Design your entries according to the goals and characteristics of the particular fellowship. For a strictly academic, Ph.D. fellowship, you might not list your leadership role on a fraternity's social-activities committee. For a fellowship that highly values leadership abilities, you would list such a role.
Do not attempt to cite every activity in which you have ever taken part. Instead focus on providing information about your most central commitments and achievements. Use your personal statement to expand on the one or two most significant activities or the ones in which you had the greatest impact.
As you compose your entries, assume that your readers are unfamiliar with the organizations in which you were involved. Spell out succinctly the nature of each organization if it is not clear from the name, and explain exactly what you have done or accomplished and what honors or recognition you have earned.
An activities list that is a chore to read will make a less favorable impression that one that is well-organized and pleasing to the eye. Some pointers:
- Divide up your list with category headings. Examples might be Academic Honors and Awards, Athletics, Work, and Leadership Activities.
- List in order -- either in reverse chronological order or by order of importance to you. Order is assumed by the reader, so be intentional.
- Highlight major activities -- possibly by devoting the most space to them so that the reader gets a visual clue to their importance.
- Explain activities and awards unique to WPI. Don't count on readers to be familiar with them.
- Don't use abbreviations or acronyms (never say "IQP" or "SocComm," but "WPI" is ok).
- Don't clutter with activities where you spent a day or so or which may appear trivial.
- List your most significant work positions.
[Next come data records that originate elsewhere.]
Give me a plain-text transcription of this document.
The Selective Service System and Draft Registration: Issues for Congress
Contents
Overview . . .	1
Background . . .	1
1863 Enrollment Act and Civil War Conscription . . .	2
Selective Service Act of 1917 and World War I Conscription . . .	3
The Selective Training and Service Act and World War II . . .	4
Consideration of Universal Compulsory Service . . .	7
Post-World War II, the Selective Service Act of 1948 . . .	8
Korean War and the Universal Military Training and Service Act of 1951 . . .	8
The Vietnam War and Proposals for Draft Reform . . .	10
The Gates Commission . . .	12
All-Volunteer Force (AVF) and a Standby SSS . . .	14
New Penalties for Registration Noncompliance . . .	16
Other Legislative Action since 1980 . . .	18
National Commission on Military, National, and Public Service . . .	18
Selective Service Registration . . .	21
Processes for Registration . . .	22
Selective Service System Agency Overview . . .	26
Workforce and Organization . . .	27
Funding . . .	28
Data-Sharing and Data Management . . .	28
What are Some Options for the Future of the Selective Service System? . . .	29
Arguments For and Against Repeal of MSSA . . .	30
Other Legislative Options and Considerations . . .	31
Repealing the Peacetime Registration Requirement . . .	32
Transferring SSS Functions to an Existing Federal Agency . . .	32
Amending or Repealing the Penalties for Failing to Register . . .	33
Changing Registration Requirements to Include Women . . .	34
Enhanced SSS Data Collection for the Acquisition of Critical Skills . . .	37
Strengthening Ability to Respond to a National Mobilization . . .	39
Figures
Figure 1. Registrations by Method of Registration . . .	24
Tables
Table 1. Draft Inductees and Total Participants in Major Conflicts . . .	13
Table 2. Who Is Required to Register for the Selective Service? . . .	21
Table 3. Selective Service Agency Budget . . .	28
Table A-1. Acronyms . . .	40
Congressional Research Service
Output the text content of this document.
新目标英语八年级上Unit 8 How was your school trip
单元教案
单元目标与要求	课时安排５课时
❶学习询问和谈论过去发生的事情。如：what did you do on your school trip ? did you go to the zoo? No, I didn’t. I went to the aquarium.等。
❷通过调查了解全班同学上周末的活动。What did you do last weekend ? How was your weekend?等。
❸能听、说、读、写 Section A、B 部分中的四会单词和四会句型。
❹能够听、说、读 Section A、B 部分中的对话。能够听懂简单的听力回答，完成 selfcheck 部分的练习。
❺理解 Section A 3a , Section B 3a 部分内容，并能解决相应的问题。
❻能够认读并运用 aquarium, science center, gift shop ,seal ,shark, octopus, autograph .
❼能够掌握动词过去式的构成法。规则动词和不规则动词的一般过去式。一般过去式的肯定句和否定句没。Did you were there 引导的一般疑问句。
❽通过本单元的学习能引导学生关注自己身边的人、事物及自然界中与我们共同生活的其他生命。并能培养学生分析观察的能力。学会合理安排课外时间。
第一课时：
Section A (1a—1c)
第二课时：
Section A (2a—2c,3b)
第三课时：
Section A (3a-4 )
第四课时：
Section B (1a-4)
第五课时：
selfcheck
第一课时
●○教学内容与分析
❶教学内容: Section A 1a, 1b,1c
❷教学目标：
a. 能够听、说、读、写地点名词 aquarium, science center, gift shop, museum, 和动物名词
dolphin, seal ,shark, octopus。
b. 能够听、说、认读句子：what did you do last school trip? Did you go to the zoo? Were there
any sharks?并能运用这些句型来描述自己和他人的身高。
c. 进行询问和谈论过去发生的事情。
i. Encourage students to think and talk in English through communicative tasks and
Include paid jobs, unpaid internships, assistantships, or specialist volunteer roles.
- Don't overstate activities.
- If you are truly athletic, mention it. Otherwise, don't talk about exercise and physical fitness.
- Neatness counts enormously. Type and align carefully.
Remember: the personal statement, activities list, and letters of recommendation all work together in a complementary fashion to present a comprehensive portrait of who you are.